Первый любовник Европы у ее ног, и никакой радости! Меттерних натянул рубаху и вплотную подошел к женщине. Ему еще предстояло помогать ей шнуроваться. Чертовски трудно после свидания впроголодь!

– Итак? – Она лучше владела собой.

– Долли, дитя мое, мне очень важно, чтобы ваш новый царь видел во мне друга, – начал Клеменс, подбирая слова, – доброжелателя… старого партнера…

Госпожа Ливен развела руками.

– Ну что же я могу сделать? Позиции обозначены. Еще раз написать в Россию – Вена наш любимый союзник? Ведь вы не намерены воевать…

– Об этом нет речи, – хмуро оборвал ее канцлер. – Мое мнение на счет Турции не изменилось. Ты должна просто передать то, что я тебе скажу.

Графиня сощурила глаза. Он отлично знал, о чем она думает. Каков процент правды в том, что ей предлагается сообщить домой?

– Надеюсь, ложь не будет слишком бесстыдной?

– Это вообще не ложь! – вспылил Клеменс. – Просто я хочу, чтобы ваше правительство узнало ее от меня, а не из других рук. Тогда дружеские намерения Австрии будут доказаны…

– Слабее! – Долли едва могла вздохнуть. Ее любовник всегда перетягивал шнуровку корсета, когда нервничал.

– Слушай меня внимательно! – Меттерних стиснул плечи женщины. – И не смей перебивать. После официальных похорон вашего царя при всех дворах появились слухи, что Благословенный монарх, спаситель Европы на самом деле не умер…

Долли постаралась ничем не выдать своего удивления. Второй раз за день ей говорили подобные вещи про разных людей. Опыт подсказывал, что здесь нет и тени простого совпадения.

– Он удалился из тихого южного городка на английской яхте, – продолжал собеседник, – и теперь, в любой момент может вернуться. Если его наследник поведет дела не так, – Меттерних подчеркнул последние слова, – кому это выгодно?

– Любой державе в равной мере. – Долли сориентировалась очень быстро.

– Не нам, раз я тебе это рассказываю.

Она пожала плечами, демонстрируя недоверие.

– Ты глупеешь. Уроки Каннинга? – съязвил Клеменс.

Графиня пропустила его колкость мимо ушей. Она и сама понимала угрозу. Сомнение в законности прав нынешнего государя.
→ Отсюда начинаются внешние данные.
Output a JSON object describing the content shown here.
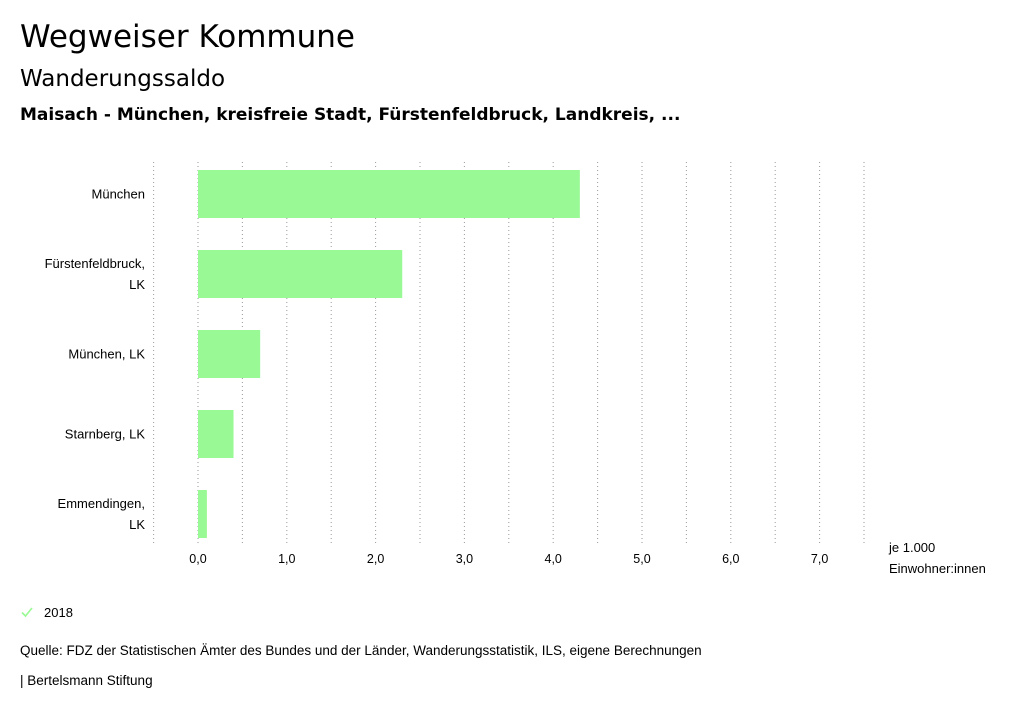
{
  "header": {
    "title": "Wegweiser Kommune",
    "subtitle": "Wanderungssaldo",
    "selection": "Maisach - München, kreisfreie Stadt, Fürstenfeldbruck, Landkreis, ..."
  },
  "chart_data": {
    "type": "bar",
    "orientation": "horizontal",
    "categories": [
      "München",
      "Fürstenfeldbruck, LK",
      "München, LK",
      "Starnberg, LK",
      "Emmendingen, LK"
    ],
    "series": [
      {
        "name": "2018",
        "values": [
          4.3,
          2.3,
          0.7,
          0.4,
          0.1
        ]
      }
    ],
    "x_ticks": [
      "0,0",
      "1,0",
      "2,0",
      "3,0",
      "4,0",
      "5,0",
      "6,0",
      "7,0"
    ],
    "x_unit_label": [
      "je 1.000",
      "Einwohner:innen"
    ],
    "xlim": [
      -0.5,
      7.5
    ],
    "grid": "vertical dotted",
    "legend_position": "bottom-left",
    "bar_color": "#99f994"
  },
  "legend": {
    "label": "2018",
    "icon": "check-icon",
    "color": "#99f994"
  },
  "footer": {
    "source": "Quelle: FDZ der Statistischen Ämter des Bundes und der Länder, Wanderungsstatistik, ILS, eigene Berechnungen",
    "brand": "| Bertelsmann Stiftung"
  }
}
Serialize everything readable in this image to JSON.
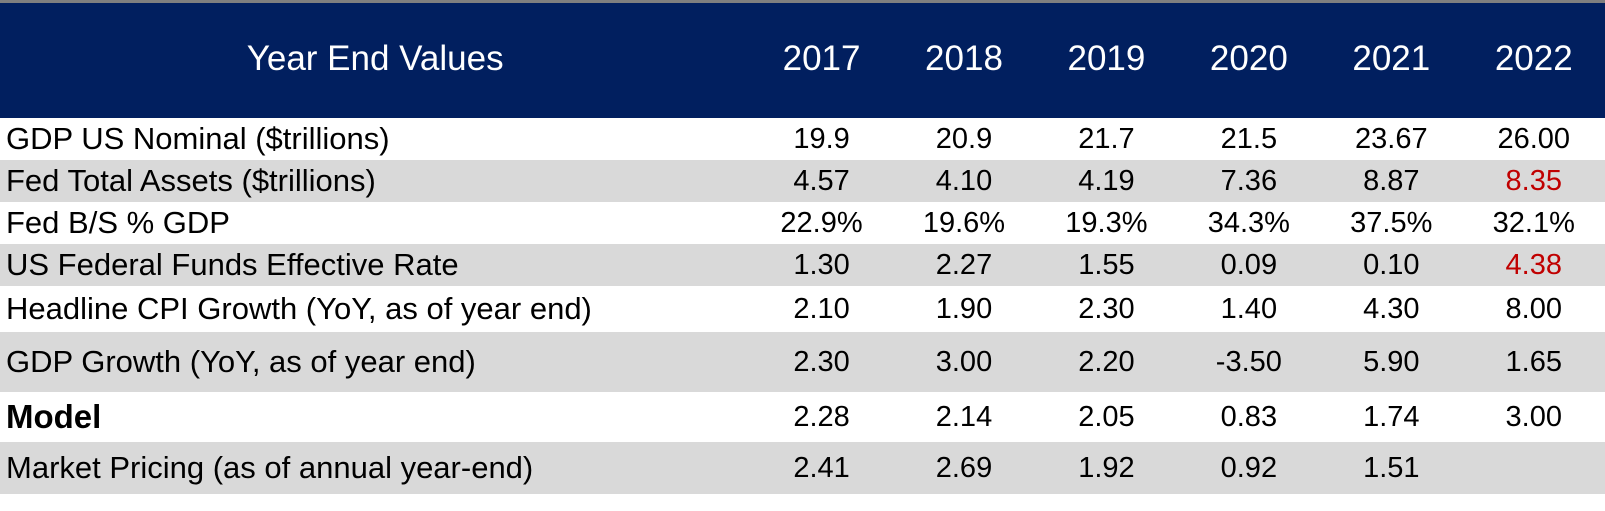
{
  "colors": {
    "header_bg": "#011f5f",
    "header_text": "#ffffff",
    "shade_row": "#d9d9d9",
    "highlight": "#c00000"
  },
  "chart_data": {
    "type": "table",
    "columns": [
      "Year End Values",
      "2017",
      "2018",
      "2019",
      "2020",
      "2021",
      "2022"
    ],
    "rows": [
      {
        "label": "GDP US Nominal ($trillions)",
        "values": [
          "19.9",
          "20.9",
          "21.7",
          "21.5",
          "23.67",
          "26.00"
        ],
        "highlight": [
          false,
          false,
          false,
          false,
          false,
          false
        ],
        "bold": false,
        "shaded": false
      },
      {
        "label": "Fed Total Assets ($trillions)",
        "values": [
          "4.57",
          "4.10",
          "4.19",
          "7.36",
          "8.87",
          "8.35"
        ],
        "highlight": [
          false,
          false,
          false,
          false,
          false,
          true
        ],
        "bold": false,
        "shaded": true
      },
      {
        "label": "Fed B/S % GDP",
        "values": [
          "22.9%",
          "19.6%",
          "19.3%",
          "34.3%",
          "37.5%",
          "32.1%"
        ],
        "highlight": [
          false,
          false,
          false,
          false,
          false,
          false
        ],
        "bold": false,
        "shaded": false
      },
      {
        "label": "US Federal Funds Effective Rate",
        "values": [
          "1.30",
          "2.27",
          "1.55",
          "0.09",
          "0.10",
          "4.38"
        ],
        "highlight": [
          false,
          false,
          false,
          false,
          false,
          true
        ],
        "bold": false,
        "shaded": true
      },
      {
        "label": "Headline CPI Growth (YoY, as of year end)",
        "values": [
          "2.10",
          "1.90",
          "2.30",
          "1.40",
          "4.30",
          "8.00"
        ],
        "highlight": [
          false,
          false,
          false,
          false,
          false,
          false
        ],
        "bold": false,
        "shaded": false
      },
      {
        "label": "GDP Growth (YoY, as of year end)",
        "values": [
          "2.30",
          "3.00",
          "2.20",
          "-3.50",
          "5.90",
          "1.65"
        ],
        "highlight": [
          false,
          false,
          false,
          false,
          false,
          false
        ],
        "bold": false,
        "shaded": true
      },
      {
        "label": "Model",
        "values": [
          "2.28",
          "2.14",
          "2.05",
          "0.83",
          "1.74",
          "3.00"
        ],
        "highlight": [
          false,
          false,
          false,
          false,
          false,
          false
        ],
        "bold": true,
        "shaded": false
      },
      {
        "label": "Market Pricing (as of annual year-end)",
        "values": [
          "2.41",
          "2.69",
          "1.92",
          "0.92",
          "1.51",
          ""
        ],
        "highlight": [
          false,
          false,
          false,
          false,
          false,
          false
        ],
        "bold": false,
        "shaded": true
      }
    ]
  }
}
– Ведь никаких официальных обвинений предъявлено не будет, – мягко молвил Меттерних. – Просто слухи. Статейки в прессе. Бежавший император! Что может быть пикантнее? Публика не скоро бросит эту кость!

Дарья Христофоровна думала, наморщив лоб. Его насмешки не задевали ее. Газеты. Кто вращает европейским печатным миром? Не Берлин, не Вена, не Париж, хотя везде по виду существуют свои издания. Лондон – самая свободная столица мира. Ну, кое-что еще решается в Швейцарии. На берегах Женевского озера. И то негласно. Здесь же – Везувий мировых новостей. История с лордом Байроном вдруг представилась госпоже Ливен совсем в ином свете.

– Позволь тебе кое-что пояснить. – Клеменс улыбался, хотя в его зеленоватых глазах не было и тепла. – Хорошая печатная сплетня никогда не запускается сразу. Перед ней идет что-то вроде маленького тарана, будоражащего воображение публики. Похожая история, которая показывает, готовы ли читатели купиться на откровенную ложь. В данном случае я почти уверен в успехе – чем бесстыднее выдумка, тем легче она захватывает умы. По светским кругам сейчас прошелестит пара историй с ожившими покойниками, и если люди клюнут…

«Они уже клюнули».

– …тогда настанет время выкатывать тяжелую артиллерию. Прежние нелепые слухи растворятся сами собой. Ведь если не подбрасывать в огонь дрова, он потухнет. Зато новый костер запылает до небес.

Меттерних прошелся по комнате, остановился, разминая пальцами подбородок, и резко повернулся к плетеному креслу, на которое села Долли, закутав плечи синей кашмирской шалью.